Les conseillers du président Hollande, à l’Elysée, en janvier 2015.Sur ce cabinet, trois des membres sont déjà ailleurs : Boris Vallaud (à g.), Nathalie Iannetta (à dr.), et Jean-Jacques Barbéris (à dr.). (photo : Frederic Stucin/Pasco)

(c) Ingedata

« La jeune garde du président. » Il y a près de deux ans, la photo s’étalait dans L’Obs. Six jeunes conseillers de François Hollande prenaient la pose devant l’objectif dans un salon de l’Elysée. De gauche à droite, Audrey Azoulay, Boris Vallaud, Constance Rivière, Gaspard Gantzer, Nathalie Iannetta et Jean-Jacques Barbéris.

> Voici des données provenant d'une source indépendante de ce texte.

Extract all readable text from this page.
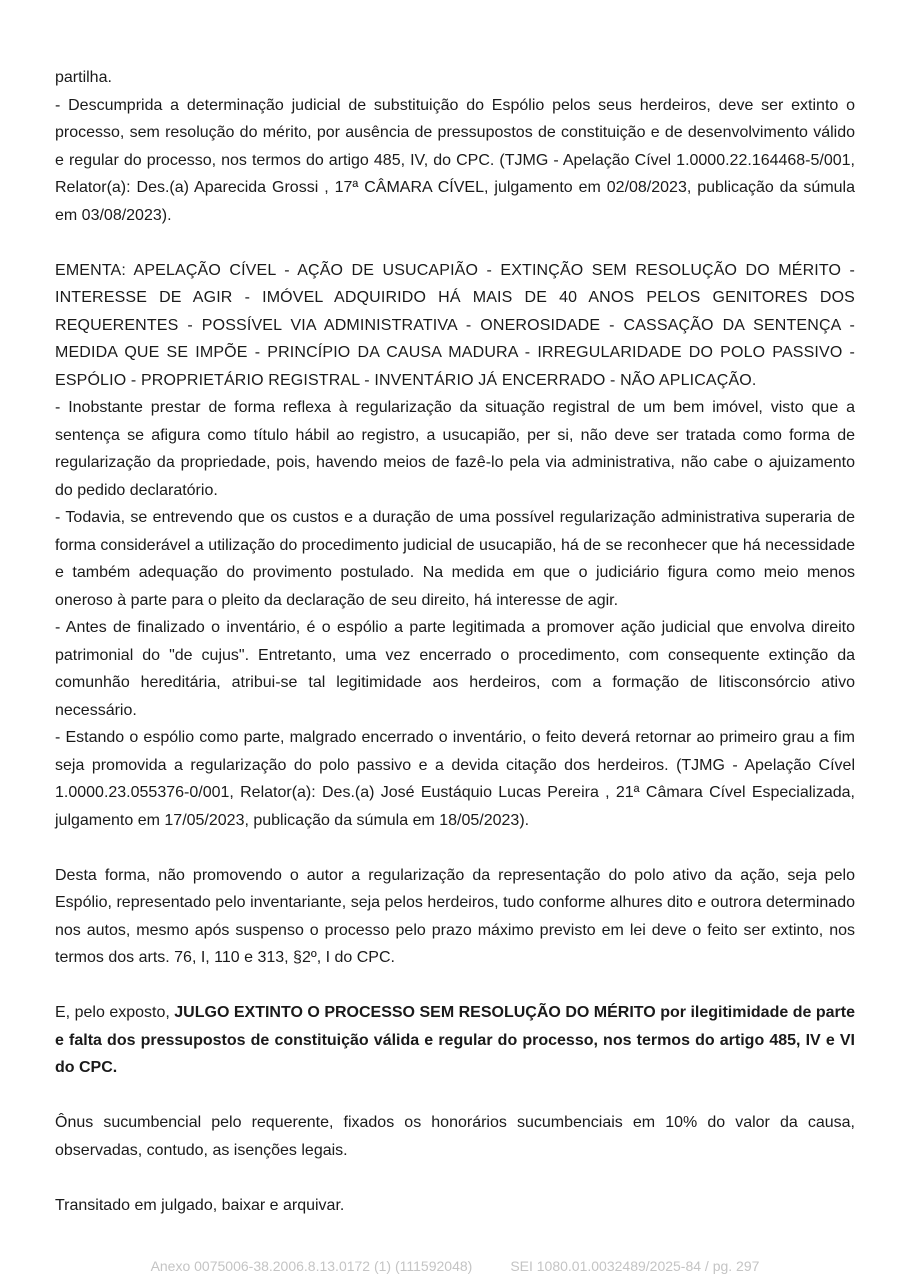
partilha.

- Descumprida a determinação judicial de substituição do Espólio pelos seus herdeiros, deve ser extinto o processo, sem resolução do mérito, por ausência de pressupostos de constituição e de desenvolvimento válido e regular do processo, nos termos do artigo 485, IV, do CPC. (TJMG - Apelação Cível 1.0000.22.164468-5/001, Relator(a): Des.(a) Aparecida Grossi , 17ª CÂMARA CÍVEL, julgamento em 02/08/2023, publicação da súmula em 03/08/2023).

EMENTA: APELAÇÃO CÍVEL - AÇÃO DE USUCAPIÃO - EXTINÇÃO SEM RESOLUÇÃO DO MÉRITO - INTERESSE DE AGIR - IMÓVEL ADQUIRIDO HÁ MAIS DE 40 ANOS PELOS GENITORES DOS REQUERENTES - POSSÍVEL VIA ADMINISTRATIVA - ONEROSIDADE - CASSAÇÃO DA SENTENÇA - MEDIDA QUE SE IMPÕE - PRINCÍPIO DA CAUSA MADURA - IRREGULARIDADE DO POLO PASSIVO - ESPÓLIO - PROPRIETÁRIO REGISTRAL - INVENTÁRIO JÁ ENCERRADO - NÃO APLICAÇÃO.

- Inobstante prestar de forma reflexa à regularização da situação registral de um bem imóvel, visto que a sentença se afigura como título hábil ao registro, a usucapião, per si, não deve ser tratada como forma de regularização da propriedade, pois, havendo meios de fazê-lo pela via administrativa, não cabe o ajuizamento do pedido declaratório.

- Todavia, se entrevendo que os custos e a duração de uma possível regularização administrativa superaria de forma considerável a utilização do procedimento judicial de usucapião, há de se reconhecer que há necessidade e também adequação do provimento postulado. Na medida em que o judiciário figura como meio menos oneroso à parte para o pleito da declaração de seu direito, há interesse de agir.

- Antes de finalizado o inventário, é o espólio a parte legitimada a promover ação judicial que envolva direito patrimonial do "de cujus". Entretanto, uma vez encerrado o procedimento, com consequente extinção da comunhão hereditária, atribui-se tal legitimidade aos herdeiros, com a formação de litisconsórcio ativo necessário.

- Estando o espólio como parte, malgrado encerrado o inventário, o feito deverá retornar ao primeiro grau a fim seja promovida a regularização do polo passivo e a devida citação dos herdeiros. (TJMG - Apelação Cível 1.0000.23.055376-0/001, Relator(a): Des.(a) José Eustáquio Lucas Pereira , 21ª Câmara Cível Especializada, julgamento em 17/05/2023, publicação da súmula em 18/05/2023).

Desta forma, não promovendo o autor a regularização da representação do polo ativo da ação, seja pelo Espólio, representado pelo inventariante, seja pelos herdeiros, tudo conforme alhures dito e outrora determinado nos autos, mesmo após suspenso o processo pelo prazo máximo previsto em lei deve o feito ser extinto, nos termos dos arts. 76, I, 110 e 313, §2º, I do CPC.

E, pelo exposto, JULGO EXTINTO O PROCESSO SEM RESOLUÇÃO DO MÉRITO por ilegitimidade de parte e falta dos pressupostos de constituição válida e regular do processo, nos termos do artigo 485, IV e VI do CPC.

Ônus sucumbencial pelo requerente, fixados os honorários sucumbenciais em 10% do valor da causa, observadas, contudo, as isenções legais.

Transitado em julgado, baixar e arquivar.

Anexo 0075006-38.2006.8.13.0172 (1) (111592048)	SEI 1080.01.0032489/2025-84 / pg. 297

Depuis, trois voguent sous d’autres cieux et un est en campagne : Boris Vallaud, secrétaire général adjoint de l’Elysée et mari de la ministre de l’Education nationale, est investi par le PS aux prochaines élections législatives dans la 3e circonscription des Landes. Une terre acquise à la gauche depuis... 1978.

Promotion à la clé

A cinq mois de la présidentielle, c’est le sauve-qui-peut dans les coulisses du pouvoir. Même les plus proches conseillers du président cherchent un point de chute. Et si possible avec une jolie promotion à la clé. Nathalie Iannetta, l’ex-présentatrice de Canal+ et ex-conseillère sports de François Hollande, a décroché en octobre un job de chief advisor à l’UEFA. Un transfert qui a fait jaser dès lors que l’UEFA a bénéficié d’exonérations fiscales pour l’organisation de l’Euro… « On lui fait un faux procès, le contrat était bouclé bien avant son arrivée à la présidence », évacue un connaisseur du dossier. Le secrétaire général de l’Elysée Jean-Pierre Jouyet a signé de sa blanche main une attestation sur l’honneur que Nathalie Iannetta n’avait rien à se reprocher. Histoire de faciliter son passage devant la commission de déontologie, l’organisme chargé de surveiller les passages dans le privé des ex-conseillers et fonctionnaires.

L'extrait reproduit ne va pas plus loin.